7

Ze slenterden met zijn achten door de sneeuw. Eigenlijk was het te koud, zo’n hele middag buiten, maar ze hadden zelf voor dit programmaonderdeel gekozen. Ze moesten een videofilm maken over milieuvervuiling. En die kon moeilijk binnen gemaakt worden.

Sanne was op tijd beter geweest. Ze had Barbara haar verontschuldigingen aangeboden voor haar onbeleefde gedrag. Barbara wilde er niets van weten, ze was immers ziek. Ze was allang blij dat Sanne mee was.

Dit was de tweede dag van de werkweek. Sanne had het tot nu toe niet erg naar haar zin. Het programma was wel interessant, met als overkoepelend thema de vervuiling van ons leefmilieu. Maar daar was dan ook alles mee gezegd. De groep was te groot, de jeugdherberg te klein, de leiding te streng, het eten niet lekker. Het loltrappen op de slaapzalen vond ze kinderachtig. En slapen… dat lukte niet als er tot diep in de nacht én ‘s ochtends vroeg keet werd geschopt. Toch wilde ze er het beste van maken. Ze wilde gewoon meedoen, net als iedereen. Dus deed ze mee.

Voor Sanne liep Monique. Ze hadden voor hetzelfde onderwerp gekozen. Monique deed heel gewoon tegen Sanne, net alsof ze niet al tijden niets tegen elkaar gezegd hadden. Ze liep gearmd met Hugo. Was het alweer uit met Pim? Ze hadden al een aantal opnamen gemaakt, maar nog lang niet genoeg voor de gevraagde tien minuten. De sneeuw bedekte veel sporen van vervuiling. Zonder die sneeuw waren ze waarschijnlijk veel eerder klaar. Sanne vond het prima: ze genoot van de sneeuw en de kou.

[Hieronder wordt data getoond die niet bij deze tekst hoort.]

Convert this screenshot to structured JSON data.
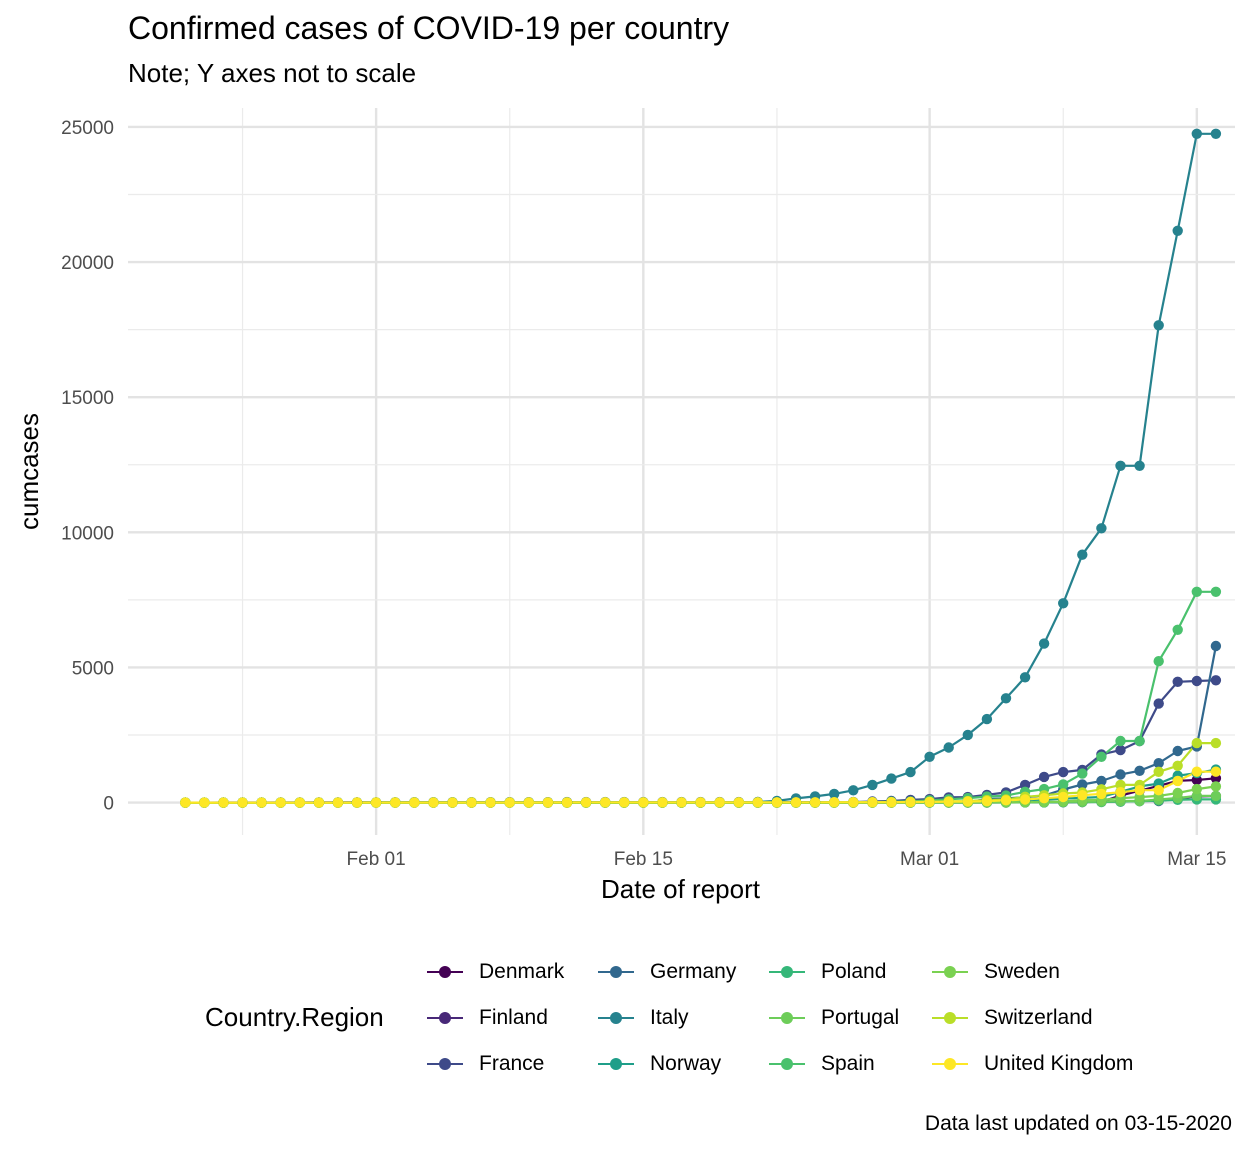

‘Hebben jullie het ook zo koud?’ Monique klappertandde. ‘Ik zou best een borrel lusten! Zullen we een kroeg opzoeken en daarna de film afmaken? Tijd zat!’

Iedereen stemde ermee in. Ze gingen een klein cafeetje binnen. In een hoek zaten een paar mannen te kaarten, lege bierglazen stonden voor hen op tafel. Een oude man met opgerolde hemdsmouwen tapte nieuwe glazen vol. Hij keek op en groette toen ze om de kachel gingen zitten. Ze maakten gekheid over de kitscherige lampjes aan de wand en de Perzische tafelkleedjes. Maar het was er in ieder geval lekker warm.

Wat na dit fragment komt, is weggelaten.